The former Texas A&M-Corpus Christi ace handed the ball over to reliever Jack Washburn in the sixth, who gave up one run on two hits while striking out three batters in two innings of work before passing the torch to Jack Dougherty in the eighth.
Dougherty was even better in his third appearance of the postseason, allowing two hits and a walk while striking out three Razorbacks over two shutout innings.
“I thought he was terrific,” Bianco said of Gaddis’s performance. “We have a lot of confidence in our offense and this is—again—more credit to [Hagen] Smith and [Evan] Taylor on their side, but if you would have told me that was going to be the result—that we were going to run Gaddis, Washburn and Dougherty out there… you think you’ve got a good shot of winning those baseball games.”
The quality pitching performance proved moot as the Rebel lineup went ice-cold for the first time this postseason.
Ole Miss managed just five hits on the night, three of which came from designated hitter Kemp Alderman, who went 3-for-4 with a home run and two runs scored in the defeat.
The rest of the lineup combined to go 2-for-28 with 13 strikeouts as they were shut down by the Razorbacks’ talented pitching staff.
Starter Hagen Smith had the Rebels number all game, pounding the zone early in the count with fastball after fastball before unleashing a devastating slider that left Ole Miss’s hitters swinging at air.
“We had five hits, Kemp had three of them.

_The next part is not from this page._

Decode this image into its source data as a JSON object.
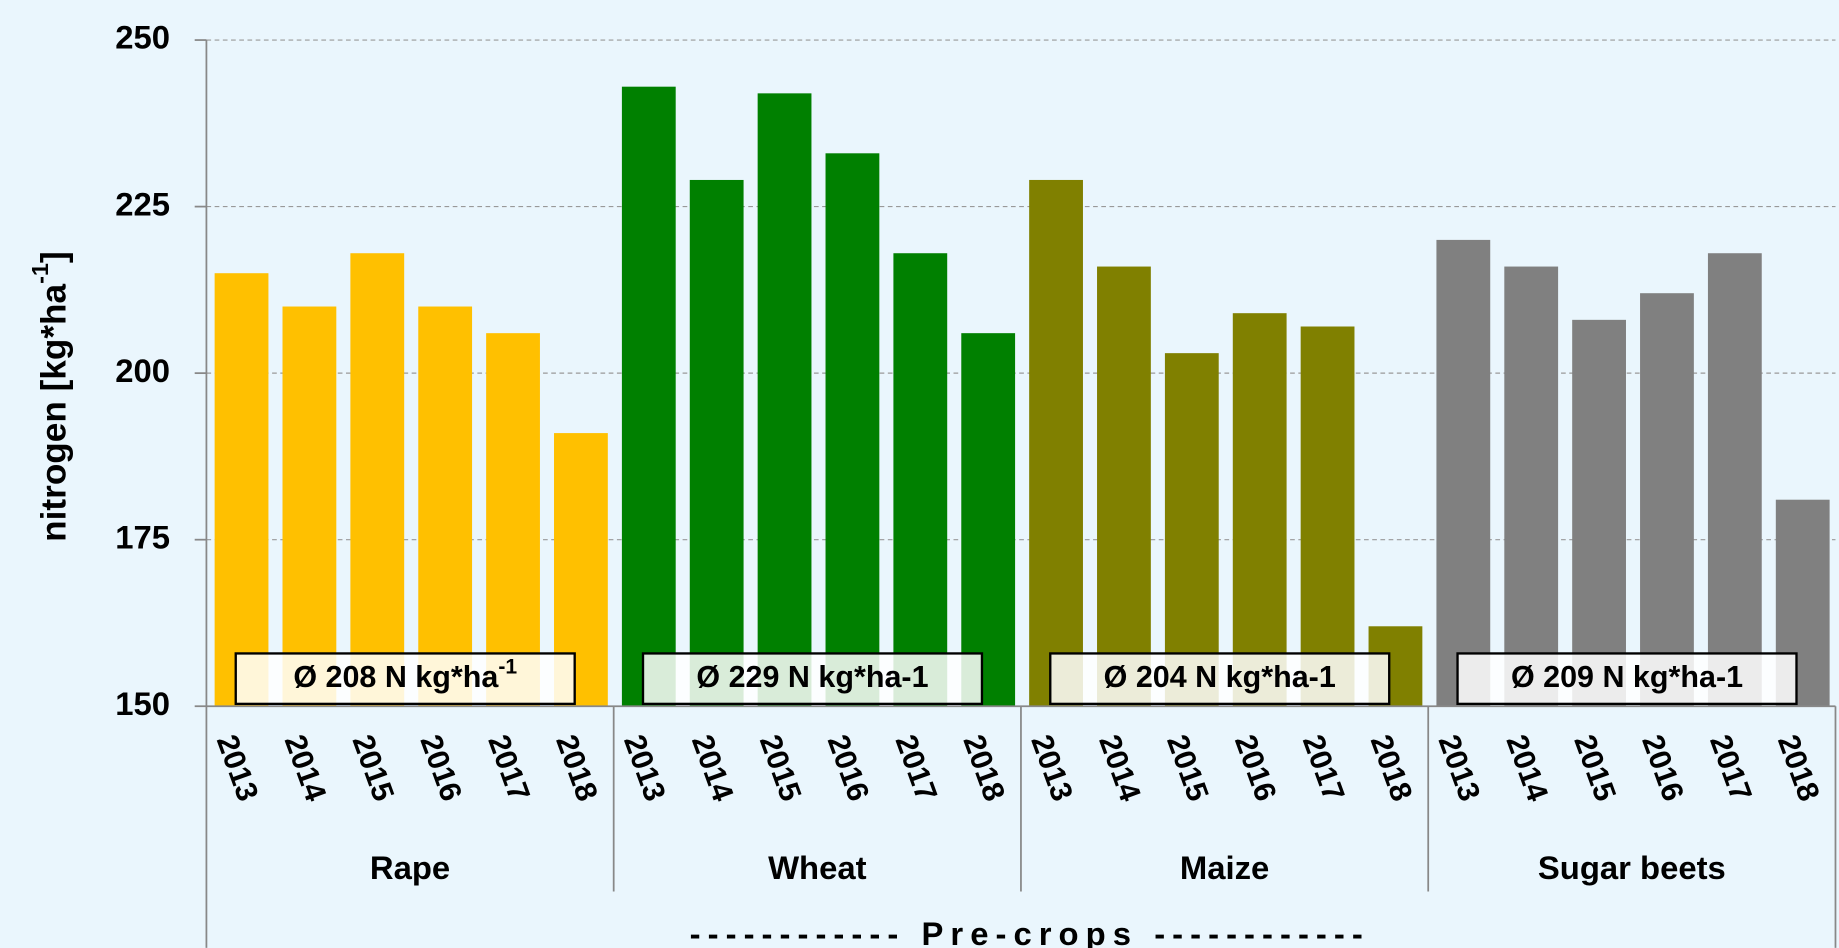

Obviously their pitchers were throwing really well today but it is what it is,” Chatagnier said.
The Rebels dropped their first game of the NCAA tournament after making a miraculous undefeated run to the semifinal, and will now have one more chance to reach the College World Series final in a winner-take-all elimination game against their SEC foes tomorrow at 3 p.m.
“We’ve been playing this kind of ball for a long time—even before the postseason,” Chatagnier said when asked how the approach changes with their backs against the wall. “It kind of felt like it was must-win situations in all of our games. We have a lot of older guys in our lineup and this is nothing new to us. We’re going to come out firing.”